Joro spiders are the size of your palm. They weave webs up to three feet across, and for the past decade, the East Asian arachnids have been spreading throughout the southeastern United States.

“If you’re an arachnophobe, they’re the stuff of your nightmares,” said Andy Davis, a biologist at the University of Georgia who studies them.

But, Dr. Davis said, joros are “gentle giants” that are prone to shyness and are more inclined to freeze than to fight. The results of his latest experiments, published this week in the journal Arthropoda, show that the spiders remain stock-still for over an hour when puffed with air from a turkey baster. By comparison, smaller spiders appeared relatively unfazed, indicating that even big, scary spiders can be scaredy-cats.

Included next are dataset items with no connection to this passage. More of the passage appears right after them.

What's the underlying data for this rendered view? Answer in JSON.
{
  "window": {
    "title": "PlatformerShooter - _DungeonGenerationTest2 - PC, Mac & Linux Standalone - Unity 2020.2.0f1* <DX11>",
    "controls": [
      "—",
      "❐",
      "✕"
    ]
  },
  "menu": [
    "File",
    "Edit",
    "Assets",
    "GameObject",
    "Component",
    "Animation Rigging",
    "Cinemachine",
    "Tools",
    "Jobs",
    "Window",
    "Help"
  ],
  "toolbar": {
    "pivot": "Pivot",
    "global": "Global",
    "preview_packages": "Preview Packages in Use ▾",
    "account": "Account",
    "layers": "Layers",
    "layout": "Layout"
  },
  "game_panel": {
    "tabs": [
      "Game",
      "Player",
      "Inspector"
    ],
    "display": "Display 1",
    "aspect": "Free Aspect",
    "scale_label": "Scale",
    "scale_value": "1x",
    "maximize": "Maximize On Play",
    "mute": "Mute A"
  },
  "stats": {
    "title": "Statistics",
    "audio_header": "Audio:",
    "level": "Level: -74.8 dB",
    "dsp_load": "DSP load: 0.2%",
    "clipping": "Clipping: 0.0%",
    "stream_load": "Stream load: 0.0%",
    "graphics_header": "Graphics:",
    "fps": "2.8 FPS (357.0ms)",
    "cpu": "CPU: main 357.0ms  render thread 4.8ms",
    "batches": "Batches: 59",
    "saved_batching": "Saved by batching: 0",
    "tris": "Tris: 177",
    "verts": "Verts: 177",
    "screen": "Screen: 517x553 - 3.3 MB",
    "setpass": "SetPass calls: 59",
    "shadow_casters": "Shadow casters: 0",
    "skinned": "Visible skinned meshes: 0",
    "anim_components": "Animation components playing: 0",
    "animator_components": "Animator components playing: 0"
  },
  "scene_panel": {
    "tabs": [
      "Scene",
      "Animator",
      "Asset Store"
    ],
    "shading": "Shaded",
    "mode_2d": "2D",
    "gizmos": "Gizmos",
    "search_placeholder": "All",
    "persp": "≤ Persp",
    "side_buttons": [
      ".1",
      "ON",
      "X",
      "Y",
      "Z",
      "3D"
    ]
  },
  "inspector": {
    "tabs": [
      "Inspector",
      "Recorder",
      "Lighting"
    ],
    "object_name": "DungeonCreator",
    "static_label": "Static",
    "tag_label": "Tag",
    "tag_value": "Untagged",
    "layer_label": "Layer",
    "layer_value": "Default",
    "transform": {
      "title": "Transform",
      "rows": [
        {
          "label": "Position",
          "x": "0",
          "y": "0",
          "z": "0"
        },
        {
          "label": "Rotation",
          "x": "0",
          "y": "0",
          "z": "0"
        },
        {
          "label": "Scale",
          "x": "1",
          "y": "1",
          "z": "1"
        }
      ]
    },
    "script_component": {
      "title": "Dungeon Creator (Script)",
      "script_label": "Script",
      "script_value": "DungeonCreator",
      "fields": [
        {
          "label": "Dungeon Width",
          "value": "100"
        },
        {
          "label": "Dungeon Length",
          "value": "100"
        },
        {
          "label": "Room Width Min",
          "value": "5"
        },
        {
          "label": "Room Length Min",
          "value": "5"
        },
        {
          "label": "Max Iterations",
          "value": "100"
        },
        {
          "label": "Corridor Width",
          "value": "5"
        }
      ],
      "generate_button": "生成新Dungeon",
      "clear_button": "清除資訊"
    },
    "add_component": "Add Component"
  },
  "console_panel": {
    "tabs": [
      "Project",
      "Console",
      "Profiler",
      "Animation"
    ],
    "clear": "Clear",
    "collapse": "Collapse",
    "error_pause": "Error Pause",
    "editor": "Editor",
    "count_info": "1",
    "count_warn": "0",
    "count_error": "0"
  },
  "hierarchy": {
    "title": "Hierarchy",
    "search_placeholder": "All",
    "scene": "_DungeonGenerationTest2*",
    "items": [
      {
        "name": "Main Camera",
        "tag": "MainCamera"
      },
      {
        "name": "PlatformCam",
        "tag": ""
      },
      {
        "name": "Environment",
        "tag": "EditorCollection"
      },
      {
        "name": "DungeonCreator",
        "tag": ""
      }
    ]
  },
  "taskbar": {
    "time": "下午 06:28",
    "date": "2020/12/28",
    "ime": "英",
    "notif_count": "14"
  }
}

Joros were first spotted in northeastern Georgia in 2013; Dr. Davis’s best guess is that the spiders’ eggs arrived in shipping containers, because they tended to show up around highways. He first spotted a Joro spider while walking with his wife around his university’s campus; he remembers stopping to take a picture because “it was so striking.” He has been studying the spiders ever since.

Joros have been the subject of media attention as they’ve spread; Dr. Davis suspects that they’ll reach New York this summer. But unlike another invasive bug, the tree-destroying spotted lantern flies, which have a death warrant in the Big Apple, there’s no evidence of whether joros are affecting the North American continent for better or worse. (At the very least, their venom is too weak to hurt humans.)

Despite the lack of data on their behavior, Dr. Davis said, joros get a bad rap, because some people equate the spiders’ spread around the South with boldness.

“People think that the joros are aggressively outcompeting native spiders,” he said. The study’s aim, he added, is to assess “how aggressive are these joros?”

Dr. Davis and Amitesh Anerao, who recently completed his undergraduate studies at Georgia, set about examining the spiders’ boldness with a tried-and-true lab test: puffing the joros with air from a turkey baster, and then measuring how long it took for them to resume movement. The experiment is based on the idea that cornered spiders may freeze in a last-ditch attempt to avoid getting snatched by a hungry bird. The puff of air attempts to simulate the beating of the bird’s wings.

When the researchers puffed air at small garden spiders and orb weavers and culled data from previous research on five other species, they found that it took an average of a minute and a half for the smaller spiders to resume movement.

The joros were another story.

“At first, I tried to do these in the lab, but I mean, some of the joros were just freezing for over two hours at a time. At that point, the building was closing, I had to leave,” Mr. Anerao said. So he took the spiders home to his apartment, where he could let the spiders take their time.

The joros in the study averaged more than an hour of stillness after being puffed. The same was true of golden orb weavers, a cousin of the joro and native to the Americas. The researchers say that this behavior points to their genus, Trichonephila, as being among the shyest spiders ever documented.

Angela Chuang, a postdoctoral researcher at the University of Florida who was not involved with the study, notes that aggression, in terms of fighting with other creatures, is different from boldness or a lack of shyness.

They urged caution in extrapolating the spiders’ overall behavior in the wild from their reactions in this study.

“I would be very cautious about just calling them shy spiders — like, yeah, in what context?” Dr. Chuang said. “Apparently, it’s shy in the context of getting puffed with air, which tells us nothing about their actual interactions with any other species.”

Dr. Davis and Dr. Chuang agree that more experiments and observations are needed to understand how joros are interacting with their new home. The results of another set of unpublished experiments offer a preliminary hint. Mr. Anerao put joro spiders in a container with native spiders “and had them duke it out to see who would win, and the joros always lost,” Dr. Davis said. “They were always the first to flee.”

If you spot a joro, rather than running away or squishing it, Dr. Chuang proposed taking a picture and uploading it to a website like iNaturalist to aid researchers in tracking the arachnids.

“Our research has been helped a lot by public awareness,” they said.